Fig.4 HMGB1 complexes with CXCL12 mediate macrophage migration.(A and B) Peritoneal macrophages were co-cultured with MPP+-treated primary midbrain cells in transwell system (n=4 random high-magnification fields of view; unpaired t-test; mean ± s.d.). (C) Immunofluorescence staining of 6×His and CXCR4 after 6 hour-HMGB1 A Box treatment of peritoneal macrophages. (D) After the culture supernatant of MPP+-treated midbrain cells was concentrated, the binding of HMGB1/CXCL12 was detected by immunoprecipitation assay. (E) Mouse peritoneal macrophages were cultured with MPP+ -treated midbrain cell supernatant for 6 hours, and the binding of CXCR4 to HMGB1 and CXCL12 was detected by immunoprecipitation assay. (F) Peritoneal macrophages were treated with HMGB1 A Box for 6 hours, and the binding of HMGB1 A Box-6×His and CXCR4 were detected by immunoprecipitation assay. (G and H) Midbrain microglia (mic), astrocytes (ast) and neurons (neu) HMGB1 were knocked down separately and co-cultured with peritoneal macrophage in transwell system in different combinations, and cells in the lower chamber were treated with MPP+ (n=4 random high-magnification fields of view; unpaired t-test; mean ± s.d.). ***P < 0.005, ****P < 0.001
Fig.5 CXCR4 of CD3+ T cell mediates their infiltration in the SN. (A) Immunofluorescence staining of 6×His and CXCR4 after HMGB1 A Box-6×His treatment of magnetic bead-sorted CD3+ T cells for 6h. (B) CD3+ T cells were treated with HMGB1 A Box for 6 hours, and the binding of HMGB1 A Box-6×His and CXCR4 were detected by immunoprecipitation assay. (C) FCM detection in peripheral blood of MPTP mice that were transfused with CD3+ T cells from GFP mice (n=3; unpaired t-test; mean ± s.d.). (D) GFP and CD3 tissue immunofluorescence staining of MPTP mouse SN which were transfused with CD3+ T cells from GFP mice. *P < 0.05, **P < 0.01,
Fig. 6 HMGB1/CXCL12-CXCR4 exists in the serum of PD patients.(A and B) Serum HMGB1 and CXCL12 levels of PD patients and healthy people were detected by ELISA. (C) Correlation analysis between serum HMGB1 levels and CXCL12 levels of PD patients. (D) Co-immunoprecipitation experiments of HMGB1 and CXCL12 in serum of PD patients. (E) Correlation analysis of serum HMGB1 level and age in PD patients. (F) Correlation analysis between serum CXCL12 level and age in PD patients. (G) Binding of HMGB1 and CXCL12 to CXCR4 in PD patient CD14+ monocytes by co-immunoprecipitation. (H) Immunofluorescence detection of CXCR4, HMGB1 and CXCL12 on CD3+ T cells and CD14+ monocytes in PD patients. (n=20; unpaired t-test; mean ± s.d.) *P<0.05, **P<0.01.

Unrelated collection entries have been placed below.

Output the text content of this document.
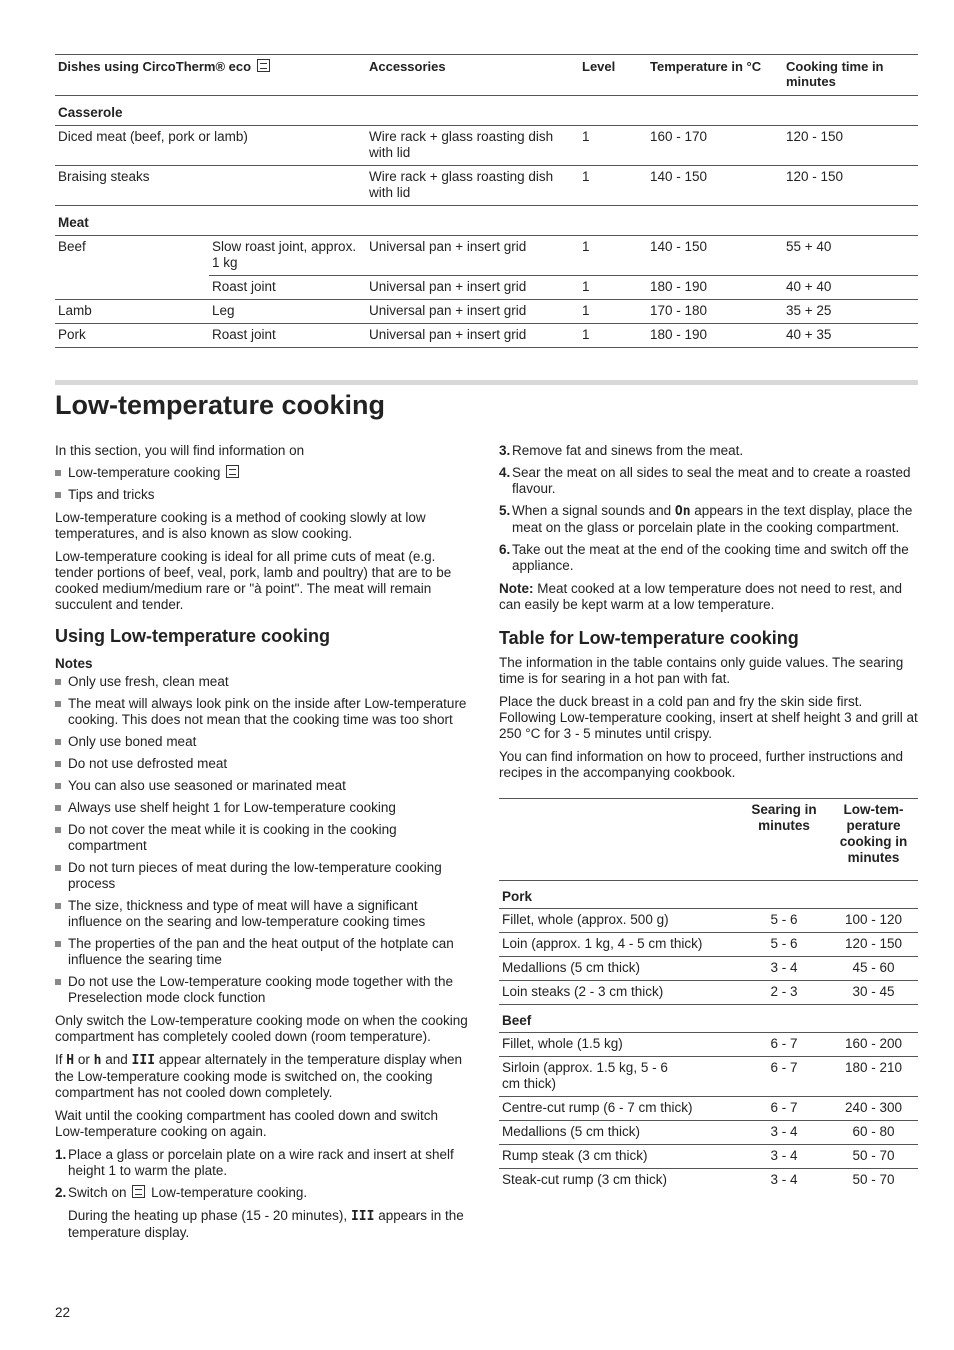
Dishes using CircoTherm® eco		Accessories	Level	Temperature in °C	Cooking time in minutes
Casserole					
Diced meat (beef, pork or lamb)		Wire rack + glass roasting dish with lid	1	160 - 170	120 - 150
Braising steaks		Wire rack + glass roasting dish with lid	1	140 - 150	120 - 150
Meat					
Beef	Slow roast joint, approx. 1 kg	Universal pan + insert grid	1	140 - 150	55 + 40
	Roast joint	Universal pan + insert grid	1	180 - 190	40 + 40
Lamb	Leg	Universal pan + insert grid	1	170 - 180	35 + 25
Pork	Roast joint	Universal pan + insert grid	1	180 - 190	40 + 35
Low-temperature cooking

In this section, you will find information on

Low-temperature cooking
Tips and tricks

Low-temperature cooking is a method of cooking slowly at low temperatures, and is also known as slow cooking.

Low-temperature cooking is ideal for all prime cuts of meat (e.g. tender portions of beef, veal, pork, lamb and poultry) that are to be cooked medium/medium rare or "à point". The meat will remain succulent and tender.

Using Low-temperature cooking
Notes
Only use fresh, clean meat
The meat will always look pink on the inside after Low-temperature cooking. This does not mean that the cooking time was too short
Only use boned meat
Do not use defrosted meat
You can also use seasoned or marinated meat
Always use shelf height 1 for Low-temperature cooking
Do not cover the meat while it is cooking in the cooking compartment
Do not turn pieces of meat during the low-temperature cooking process
The size, thickness and type of meat will have a significant influence on the searing and low-temperature cooking times
The properties of the pan and the heat output of the hotplate can influence the searing time
Do not use the Low-temperature cooking mode together with the Preselection mode clock function

Only switch the Low-temperature cooking mode on when the cooking compartment has completely cooled down (room temperature).

If H or h and III appear alternately in the temperature display when the Low-temperature cooking mode is switched on, the cooking compartment has not cooled down completely.

Wait until the cooking compartment has cooled down and switch Low-temperature cooking on again.

1. Place a glass or porcelain plate on a wire rack and insert at shelf height 1 to warm the plate.
2. Switch on Low-temperature cooking.

During the heating up phase (15 - 20 minutes), III appears in the temperature display.

3. Remove fat and sinews from the meat.
4. Sear the meat on all sides to seal the meat and to create a roasted flavour.
5. When a signal sounds and On appears in the text display, place the meat on the glass or porcelain plate in the cooking compartment.
6. Take out the meat at the end of the cooking time and switch off the appliance.

Note: Meat cooked at a low temperature does not need to rest, and can easily be kept warm at a low temperature.

Table for Low-temperature cooking

The information in the table contains only guide values. The searing time is for searing in a hot pan with fat.

Place the duck breast in a cold pan and fry the skin side first. Following Low-temperature cooking, insert at shelf height 3 and grill at 250 °C for 3 - 5 minutes until crispy.

You can find information on how to proceed, further instructions and recipes in the accompanying cookbook.

	Searing in minutes	Low-tem-perature cooking in minutes
Pork		
Fillet, whole (approx. 500 g)	5 - 6	100 - 120
Loin (approx. 1 kg, 4 - 5 cm thick)	5 - 6	120 - 150
Medallions (5 cm thick)	3 - 4	45 - 60
Loin steaks (2 - 3 cm thick)	2 - 3	30 - 45
Beef		
Fillet, whole (1.5 kg)	6 - 7	160 - 200
Sirloin (approx. 1.5 kg, 5 - 6 cm thick)	6 - 7	180 - 210
Centre-cut rump (6 - 7 cm thick)	6 - 7	240 - 300
Medallions (5 cm thick)	3 - 4	60 - 80
Rump steak (3 cm thick)	3 - 4	50 - 70
Steak-cut rump (3 cm thick)	3 - 4	50 - 70
22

Fig. 7 HMGB1 A Box suppresses immune cell responses in the SN of PD mice and its mechanism. After neuronal damage in SN, frHMGB1 passively released from neurons binds to CXCL12 in the surrounding environment to form frHMGB1/CXCL12 complex. This complex can bind to CXCR4 on the surface of nearby microglia, macrophages in blood or lymphatic capillaries and T cells to induce their migration and infiltration into the SN parenchyma. The macrophages and microglia infiltrated in the SN jointly promote T cells to differentiate into Th17 and continue to damage neurons. Intravenous injection of HMGB1 A Box competitively inhibited this process by binding CXCR4 of these peripheral immune cells.